Likewise, Mr Dragnea insisted on (re-)assuring Romanians that democracy exists in Romania. And, hence, the rights and freedoms of the citizen are fully observed by the current ruling power. However, for Saturday’s party conference, PSD felt the need to mobilise significant numbers of gendarmes, to block a part of the main roads in central Bucharest and to close the Palace Hall area to vehicle and pedestrian traffic. Moreover, the most vocal of the several hundred protesters who were on the scene suffered direct consequences for the free spirit of peacefully and democratically expressing their disapproval of Liviu Dragnea, of PSD and of their actions.

Based on facts, not on words, the conclusion would be that anyone who stands against the will of the all-mighty party and leader automatically becomes the enemy of the self-proclaimed Dragneaist democracy and, implicitly, the enemy of the Romanian state. A state with which the leader of the left wing has identified up to annulment.

“When the heads of institutions betray their country through anti-Romanian actions, we lose sovereignty, we lose respect and we win nothing in exchange. The defamation of one’s own country through lies is a very grave act, which exposes Romania to many things. The attack on one’s own country is an insult on all Romanians,” Liviu Dragnea sombrely said at the roster of his extraordinary party congress.

Hence, those who prove to be emanations of the evil deep state and who will continue to hope they can undermine Liviu Dragnea at the helm of the PSD and, consequently, the power of the party and its all-ruling will, will suffer consequences yet to be revealed, however so predictable through the historical evidence of the not very distant past.

But who could still oppose Liviu Dragnea and how?

What politician or what party is still capable to threaten or brake in any way the absolute power and the unflinching will of the left wing and its leader?

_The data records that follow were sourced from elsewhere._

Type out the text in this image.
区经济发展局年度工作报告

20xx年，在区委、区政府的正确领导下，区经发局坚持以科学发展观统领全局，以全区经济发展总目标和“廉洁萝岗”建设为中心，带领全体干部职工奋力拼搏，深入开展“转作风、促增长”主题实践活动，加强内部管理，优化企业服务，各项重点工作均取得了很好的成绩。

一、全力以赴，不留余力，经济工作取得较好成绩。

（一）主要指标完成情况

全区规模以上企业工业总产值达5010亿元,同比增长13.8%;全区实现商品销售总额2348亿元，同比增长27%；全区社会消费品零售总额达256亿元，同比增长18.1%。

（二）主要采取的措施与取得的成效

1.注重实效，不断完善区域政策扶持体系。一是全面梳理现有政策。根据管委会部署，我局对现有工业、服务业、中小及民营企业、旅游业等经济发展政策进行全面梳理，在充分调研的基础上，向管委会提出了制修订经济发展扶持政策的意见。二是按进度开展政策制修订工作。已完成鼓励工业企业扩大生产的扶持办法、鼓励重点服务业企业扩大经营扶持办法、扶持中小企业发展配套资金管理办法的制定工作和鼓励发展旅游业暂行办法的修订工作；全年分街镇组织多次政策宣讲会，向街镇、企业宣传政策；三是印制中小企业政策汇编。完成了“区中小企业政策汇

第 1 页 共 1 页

Because the great evil, that evil that is yet to be fully understood and internalised by the Romanian minds and by the spirit of vigilance, exhales its miasmas and spreads its increasingly visible chains as wider and as faster as we can notice with horror – everywhere and anyway we look, around PSD and in any direction of the current political spectrum – a territory that is increasingly empty and less populated by political nuclei and entities that are independent and autonomous from the great pashalik of the left wing.

Who or what could still create at least the sensation that, at this moment or in the following months, another political force able to practically and effectively counter the PSD’s machinery of war and conquest will be found or will be born (albeit prematurely!)?

The answer to this great and urgent national dilemma lies beyond the PSD Extraordinary Party Congress of 10 March 2018.